The differences in the link are a result of the chaotic system magnifying minimal errors to the size of the chaotic attractor over a timespan of less than 30. You get that result even if you compare a segmentation of 100 sub-intervals with one with 101 sub-intervals. It is thus quite impossible to compute a reliable result over time spans larger than 20 for this system.
python scipy's odeint
uses the same lsode
Fortran code as the R package.

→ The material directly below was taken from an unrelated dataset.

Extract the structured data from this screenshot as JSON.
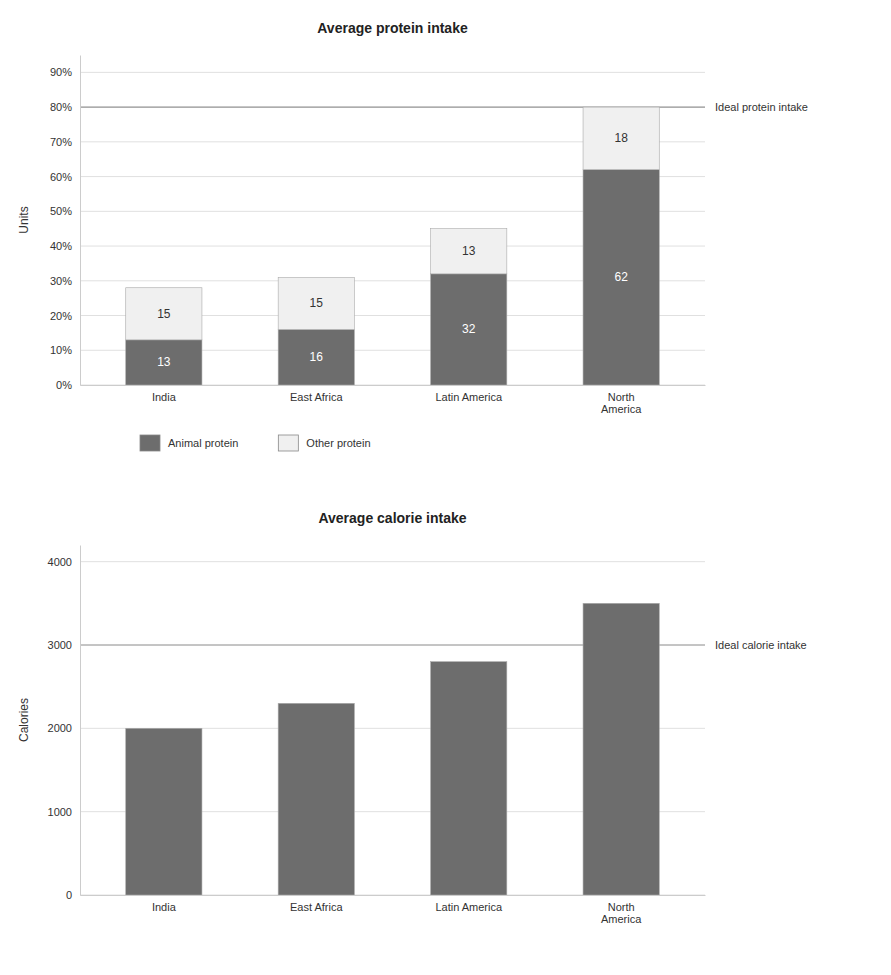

Using the same parameters and functions as in the test example in the linked question/answer I get by setting the error tolerances rather low
atol, rtol = 1e-3, 1e-6
for N in [10, 100, 1000]:
t = np.linspace(0,10,N+1)
u = odeint(Lorenz,u0,t, atol=atol, rtol=rtol);
print "N =%6d"%N, ", (t,u) =",zip(t,u)[-1]
the output
N = 10 , (t,u) = (10.0, array([ 15.9506689 , -6.49172355, -10.50061322]))
N = 100 , (t,u) = (10.0, array([ 15.86686806, -6.39874131, -10.3567592 ]))

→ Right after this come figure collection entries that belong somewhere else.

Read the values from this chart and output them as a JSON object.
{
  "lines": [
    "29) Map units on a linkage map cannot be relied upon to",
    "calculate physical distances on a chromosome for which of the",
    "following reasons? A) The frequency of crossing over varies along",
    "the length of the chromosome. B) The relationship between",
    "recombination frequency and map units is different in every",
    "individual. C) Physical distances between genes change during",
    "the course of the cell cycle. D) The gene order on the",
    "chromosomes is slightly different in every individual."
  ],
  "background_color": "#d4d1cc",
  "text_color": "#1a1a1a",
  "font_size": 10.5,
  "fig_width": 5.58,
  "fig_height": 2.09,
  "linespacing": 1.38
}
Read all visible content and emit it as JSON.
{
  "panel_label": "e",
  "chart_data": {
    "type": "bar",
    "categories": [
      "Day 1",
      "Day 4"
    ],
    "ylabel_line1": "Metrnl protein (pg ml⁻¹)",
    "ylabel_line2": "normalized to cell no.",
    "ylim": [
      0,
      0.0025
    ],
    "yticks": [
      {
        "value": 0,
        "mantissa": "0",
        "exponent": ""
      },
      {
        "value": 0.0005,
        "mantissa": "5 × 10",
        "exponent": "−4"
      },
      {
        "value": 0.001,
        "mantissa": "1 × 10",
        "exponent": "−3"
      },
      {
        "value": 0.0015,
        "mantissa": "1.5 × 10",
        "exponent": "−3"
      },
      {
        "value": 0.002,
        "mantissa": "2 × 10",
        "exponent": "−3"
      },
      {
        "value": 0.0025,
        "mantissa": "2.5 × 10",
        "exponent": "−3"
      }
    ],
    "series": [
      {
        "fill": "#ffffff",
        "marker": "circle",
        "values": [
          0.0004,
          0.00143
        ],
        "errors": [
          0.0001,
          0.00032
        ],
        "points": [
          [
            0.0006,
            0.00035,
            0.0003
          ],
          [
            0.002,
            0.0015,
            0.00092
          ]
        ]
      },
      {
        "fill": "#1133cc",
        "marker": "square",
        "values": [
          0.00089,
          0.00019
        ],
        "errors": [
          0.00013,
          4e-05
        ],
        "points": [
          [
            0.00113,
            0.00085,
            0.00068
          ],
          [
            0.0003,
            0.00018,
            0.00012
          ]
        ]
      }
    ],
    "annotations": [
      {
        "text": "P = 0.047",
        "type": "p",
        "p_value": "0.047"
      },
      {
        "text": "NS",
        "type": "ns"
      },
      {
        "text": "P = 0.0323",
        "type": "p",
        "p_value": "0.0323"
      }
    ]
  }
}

N = 1000 , (t,u) = (10.0, array([ 15.87163076, -6.40449548, -10.36581067]))
One can still see the influence of the segmentation, however the differences are proportional to the error tolerances.
By setting the error tolerances to a more reasonable size, the differences in the outputs reduce and then vanish, as the internal steps of the integrator become much smaller than the time step of the output time sequence:
atol, rtol = 1e-6, 1e-8
N = 10 , (t,u) = (10.0, array([ 16.76057876, -7.28291262, -11.68849765]))
N = 100 , (t,u) = (10.0, array([ 16.76049974, -7.28284578, -11.68840157]))
N = 1000 , (t,u) = (10.0, array([ 16.76049991, -7.28284592, -11.68840176]))
---
atol, rtol = 1e-12, 1e-14
N = 10 , (t,u) = (10.0, array([ 16.76043932, -7.28277217, -11.68828488]))
N = 100 , (t,u) = (10.0, array([ 16.76043932, -7.28277217, -11.68828488]))
N = 1000 , (t,u) = (10.0, array([ 16.76043932, -7.28277217, -11.68828488]))
Thus, if you see an influence of the output time segmentation to the integration result, then the error tolerances (given or default) are not strict enough.